The IATA calls for governments to rethink airline security.International Air Transport Association (IATA) director-general and CEO Giovanni Bisignani says airline and airport security is an “uncoordinated mess” that has cost more than $30 billion, much of it accruing to the airline industry`s IT bill.
The US government has imposed numerous restrictions on the global travel industry since the 11 September 2001 suicide airliner attacks on New York and Washington DC and, in many instances, made travellers and the broader travel industry pay in time and money for notional security.
“We are more secure than in 2001, but at what cost? Since 2001, airlines and their customers paid at least $30 billion in security,” Bisignani said at the Airline IT Society`s annual IT summit, in Belgium. “We get more frustration than value. Why? Because fear drives decisions, the infrastructure cannot cope, governments are not cooperating and nobody is taking leadership.”
He says passengers suffer a maze of duplication, bureaucracy and hassle; and snaking, slow-moving queues at airport security checkpoints have undone all the advantages of self-service, effectively moving the wait from the check-in counter to the checkpoint.
Bisignani says the trouble does not end there. Airlines suffer constant demands for reprogramming to deliver the same advanced passenger information (API), in other words the passenger manifest, data in different formats to government agencies often within the same department, the US Department of Homeland Security being the prime example.
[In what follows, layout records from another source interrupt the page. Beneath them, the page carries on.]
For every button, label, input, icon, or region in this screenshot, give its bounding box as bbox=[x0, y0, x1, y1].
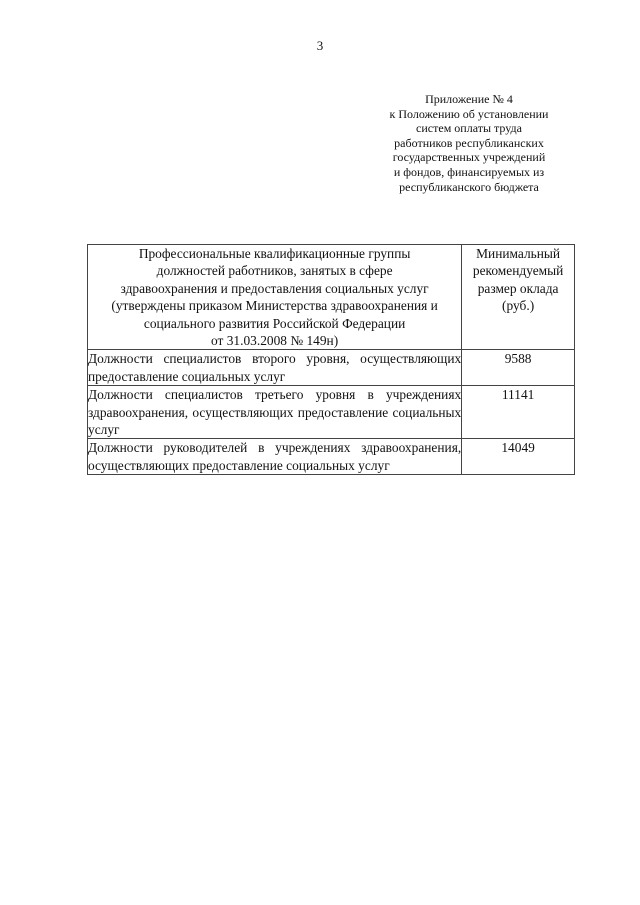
header-name-line: социального развития Российской Федерации bbox=[143, 315, 406, 331]
header-value-line: рекомендуемый bbox=[472, 263, 564, 279]
table-row bbox=[88, 350, 575, 386]
salary-table bbox=[87, 244, 575, 475]
row-position-name: Должности специалистов третьего уровня в учреждениях здравоохранения, осуществляющих предоставление социальных услуг bbox=[88, 387, 462, 438]
page-number: 3 bbox=[316, 38, 324, 53]
header-value-line: Минимальный bbox=[476, 246, 561, 261]
appendix-line: государственных учреждений bbox=[392, 150, 546, 165]
table-header-row bbox=[88, 245, 575, 350]
header-value-line: (руб.) bbox=[502, 298, 535, 314]
appendix-line: республиканского бюджета bbox=[399, 179, 539, 194]
appendix-line: систем оплаты труда bbox=[416, 121, 522, 136]
table-row bbox=[88, 439, 575, 475]
appendix-line: к Положению об установлении bbox=[389, 106, 549, 121]
header-name-line: от 31.03.2008 № 149н) bbox=[211, 333, 339, 349]
row-position-name: Должности специалистов второго уровня, осуществляющих предоставление социальных услуг bbox=[88, 351, 462, 384]
appendix-line: и фондов, финансируемых из bbox=[393, 164, 545, 179]
appendix-line: Приложение № 4 bbox=[425, 92, 513, 106]
row-position-name: Должности руководителей в учреждениях здравоохранения, осуществляющих предоставление социальных услуг bbox=[88, 440, 462, 473]
header-qualification-groups bbox=[88, 245, 462, 350]
header-name-line: здравоохранения и предоставления социальных услуг bbox=[120, 280, 429, 296]
row-salary-value: 11141 bbox=[462, 386, 575, 439]
header-name-line: (утверждены приказом Министерства здравоохранения и bbox=[111, 298, 438, 314]
appendix-line: работников республиканских bbox=[394, 135, 544, 150]
header-value-line: размер оклада bbox=[477, 280, 559, 296]
header-name-line: Профессиональные квалификационные группы bbox=[138, 246, 411, 261]
row-salary-value: 14049 bbox=[462, 439, 575, 475]
table-row bbox=[88, 386, 575, 439]
header-name-line: должностей работников, занятых в сфере bbox=[156, 263, 393, 279]
appendix-note bbox=[360, 92, 578, 194]
header-min-salary bbox=[462, 245, 575, 350]
row-salary-value: 9588 bbox=[462, 350, 575, 386]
“It costs $50 000 for each data element changed in an API message. In total, API costs the industry over $100 million every year,” Bisignani charges.
And it is about to get worse. The US now wants airlines to collect personal data from passengers leaving the US and it wants airlines – including SAA – to do so at their own cost. “The irresponsible US exit proposals will outsource more data collection to airlines,” said Bisignani.
“This time it`s fingerprints, and the potential cost is in the billions. We are aligned with governments in wanting an even more secure industry. But… it`s time to say BASTA! We need some common sense. The IATA-led Simplifying Passenger Travel project is a solution to make security effective, efficient and convenient. The technologies are not science fiction. Millimetre wave, backscatter and biometrics are available today. Already many governments issue biometric passports. Now they need to start using them!”
The IATA chief said the organisation is serious about security and wants to send a clear message to governments “to focus on risk management, use available technology effectively, take better advantage of intelligence, harmonise global standards and take responsibility for the bill.”